By Rabbi Minna Bromberg
Do you want to know one small but powerful way we could make Jewish life more inclusive?
Stop telling fat people about your diet and asking if they’d like to join you.
Last year I launched Fat Torah, with the aim of confronting weight stigma in Jewish communal life and deploying Jewish tradition in ways that are liberatory for all bodies. It has been my pleasure to connect with people in Jewish communities who are tired of diet culture interfering with our full enjoyment of traditional foods and appalled by the enshrinement of weight loss as a Jewish value. They are deeply concerned about how the pervasiveness of disparaging attitudes toward fatness and fat people harms not only the largest among us, but also those who are struggling to recover from eating disorders (among the most deadly of mental illnesses).
My inbox is blessedly full of their righteous anger, genuine sadness and deep love of the Jewish community, despite its failure to protect its own from fatphobia and the many oppressive forces that so often intertwine with it, including misogyny, ableism, healthism, homophobia, transphobia and white supremacy.
But one problem has only recently occurred to me, 10 years in the rabbinate and 30 years as a fat activist notwithstanding: Working with individuals has its limits when what we are seeking is systemic change. The people who most need a fat rabbi’s advice — about how to “know better so you can do better” (to paraphrase Maya Angelou) or how to confront weight stigma within themselves before they continue afflicting others with it — are the ones least likely to seek my counsel.

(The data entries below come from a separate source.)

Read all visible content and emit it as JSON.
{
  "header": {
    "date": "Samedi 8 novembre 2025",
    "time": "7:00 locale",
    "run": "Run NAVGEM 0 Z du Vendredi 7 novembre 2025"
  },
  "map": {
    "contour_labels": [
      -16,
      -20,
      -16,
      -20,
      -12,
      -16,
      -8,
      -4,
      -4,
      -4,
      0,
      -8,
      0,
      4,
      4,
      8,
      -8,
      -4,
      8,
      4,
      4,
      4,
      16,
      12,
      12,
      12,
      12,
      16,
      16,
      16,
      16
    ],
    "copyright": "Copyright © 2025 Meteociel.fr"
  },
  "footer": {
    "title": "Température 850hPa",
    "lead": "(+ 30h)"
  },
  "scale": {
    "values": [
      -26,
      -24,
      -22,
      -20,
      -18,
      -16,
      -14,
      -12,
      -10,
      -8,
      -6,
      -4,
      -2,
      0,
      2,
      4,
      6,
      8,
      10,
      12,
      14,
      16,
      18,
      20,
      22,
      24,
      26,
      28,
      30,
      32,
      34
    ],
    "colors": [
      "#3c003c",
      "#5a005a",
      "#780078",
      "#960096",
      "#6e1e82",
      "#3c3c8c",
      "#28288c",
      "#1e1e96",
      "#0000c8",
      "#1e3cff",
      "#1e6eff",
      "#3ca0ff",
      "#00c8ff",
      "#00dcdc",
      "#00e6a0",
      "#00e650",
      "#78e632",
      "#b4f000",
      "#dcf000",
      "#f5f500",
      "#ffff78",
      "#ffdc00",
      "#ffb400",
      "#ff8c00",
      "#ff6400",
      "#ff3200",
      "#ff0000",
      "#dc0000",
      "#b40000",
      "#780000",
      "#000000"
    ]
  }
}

We want our communities — synagogues, schools, summer camps, programs for elders, Hillels and more — to be places that welcome us as whole human beings, created in the Divine image. Anyone who has been even a little bit fat for more than five minutes in our fatphobic culture is already deeply familiar with the sense that they don’t fit in.
When you suggest a diet to us, you reinforce the message that this space is one in which we cannot or ought not belong. If you are taken aback when we do not respond with gratitude, please know that we have already received too many of these offers and your “new” diet (or “program” or “healthy lifestyle”) only reminds us that we have heard it all before.
Often this urge to share your diet comes from a place of being “concerned about health.” But you cannot properly assess anyone’s health just by their size. Ask yourself: What does Jewish tradition teach us about how to care for the sick? One thing is to pay attention to a person’s actual needs and desires, and not the needs that we are projecting onto them.
When the Talmud (Berakhot 5b) has us follow Rabbi Yochanan, a famed healer, as he visits the sick, we learn that his very first question is “are your sufferings welcome to you?” We can all follow this model of first assessing whether our “help” is wanted.
You do not need to give up your own diet. But please be mindful of how your relationship with your body — and how you talk about it publicly — impacts those around you, especially when that relationship aligns with oppressive stereotypes rather than disrupting them.
I yearn for a world in which our Jewish communities can be places of belonging for bodies of every size. There is no shortage of work to be done to get there — from making sure we have seating that can accommodate the largest among us, to breaking ourselves of the habit of using fatness and fat people as the targets of “humor.” But please know, my dear dieter, that simply holding yourself back from trying to recruit others to your diet plan would truly be a wonderful starting point for making a world of difference.
Rabbi Minna Bromberg is founder and president of Fat Torah.